I didn’t like the way that black and white people were separated because of their colour – I didn’t know anything about segregation until I read the book!
After finding a dented surfboard in the bin he tries to learn to surf but a wave pushes him off and, not being able to swim, he is rescued by a white girl, Billie, who was surfing at the Black people’s beach. This new-found friend helps him find his aunt’s house and then offers him a job gardening at her parent’s house. I didn’t like Jabu’s aunt because she was very mean; forcing him to get a job to live in her house otherwise Jabu would be kicked out!
His friendship with Billie and the homeless kids opens up a new life for him and he has no idea what is ahead.
My favourite part of the story is when Jabu climbs into the truck and finds out that a baby rhinoceros is inside.
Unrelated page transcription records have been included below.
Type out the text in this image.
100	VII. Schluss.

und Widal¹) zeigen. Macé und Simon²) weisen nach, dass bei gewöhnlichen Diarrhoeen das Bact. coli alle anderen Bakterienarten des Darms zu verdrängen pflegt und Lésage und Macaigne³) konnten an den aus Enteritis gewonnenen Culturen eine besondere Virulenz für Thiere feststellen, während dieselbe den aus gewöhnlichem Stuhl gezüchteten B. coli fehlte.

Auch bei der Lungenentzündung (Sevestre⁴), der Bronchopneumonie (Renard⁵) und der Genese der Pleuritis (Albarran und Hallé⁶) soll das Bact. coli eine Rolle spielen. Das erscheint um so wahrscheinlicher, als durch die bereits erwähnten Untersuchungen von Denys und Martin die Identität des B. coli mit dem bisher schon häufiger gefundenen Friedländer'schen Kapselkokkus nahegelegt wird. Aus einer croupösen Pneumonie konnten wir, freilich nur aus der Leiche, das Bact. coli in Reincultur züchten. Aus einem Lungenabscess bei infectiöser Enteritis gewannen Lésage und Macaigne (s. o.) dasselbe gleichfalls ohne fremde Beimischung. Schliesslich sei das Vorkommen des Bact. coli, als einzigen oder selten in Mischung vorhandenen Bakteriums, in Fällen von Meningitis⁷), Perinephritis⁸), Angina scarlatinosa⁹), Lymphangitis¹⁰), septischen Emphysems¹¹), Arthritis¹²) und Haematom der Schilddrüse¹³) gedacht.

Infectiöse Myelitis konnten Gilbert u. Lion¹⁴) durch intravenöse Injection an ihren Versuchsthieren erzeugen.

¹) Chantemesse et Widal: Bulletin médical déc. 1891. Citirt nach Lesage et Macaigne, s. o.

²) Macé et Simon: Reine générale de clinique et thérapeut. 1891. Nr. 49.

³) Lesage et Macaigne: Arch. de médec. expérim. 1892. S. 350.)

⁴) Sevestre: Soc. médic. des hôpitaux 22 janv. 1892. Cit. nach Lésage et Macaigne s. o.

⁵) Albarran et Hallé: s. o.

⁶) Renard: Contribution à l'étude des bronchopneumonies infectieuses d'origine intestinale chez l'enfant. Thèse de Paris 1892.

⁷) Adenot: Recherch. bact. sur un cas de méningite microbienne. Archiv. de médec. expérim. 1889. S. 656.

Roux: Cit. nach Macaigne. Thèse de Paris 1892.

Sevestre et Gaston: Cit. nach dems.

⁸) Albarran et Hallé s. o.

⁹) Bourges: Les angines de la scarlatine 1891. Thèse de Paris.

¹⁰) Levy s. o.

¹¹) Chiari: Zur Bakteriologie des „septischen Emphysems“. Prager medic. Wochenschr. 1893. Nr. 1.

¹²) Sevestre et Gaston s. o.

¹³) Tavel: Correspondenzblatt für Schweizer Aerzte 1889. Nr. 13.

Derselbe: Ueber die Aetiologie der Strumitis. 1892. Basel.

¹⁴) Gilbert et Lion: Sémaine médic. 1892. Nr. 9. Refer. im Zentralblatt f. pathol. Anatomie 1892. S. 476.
He is surprised that she protects him when the truck drivers discover him stowed away and tries to remove him from the truck.
It’s also good when Jabu is the first Black person to compete in a surfing competition – the judges don’t like his style of surfing but the crowds and the media love it. It’s a pretty cool moment. Entering this competition is a big turning point in Jabu’s life, and it opens up more opportunities for black people in South Africa.
I like the part when Jabu and Billie save the homeless kids who were going to be put in jail. Also, Jabu and Billie saw that someone needed to help the Black street kids, so they later created ‘Kids Surf 4 Life’ which is pretty cool and according to the book, is still going 40 years later (but I can’t find it online).
I like how the author shows the different personalities of the cheeky homeless kids, and the book was easy to read, even if there were parts of the book that I didn’t like. I hated it when Jabu was punched by another surfer, and when the homeless boys ran away from him, or when they tricked him into putting money into an out of order phone box.
Jabu’s instinct is to run from stuff he does not like, which he stops doing when he finds a place that is his home again.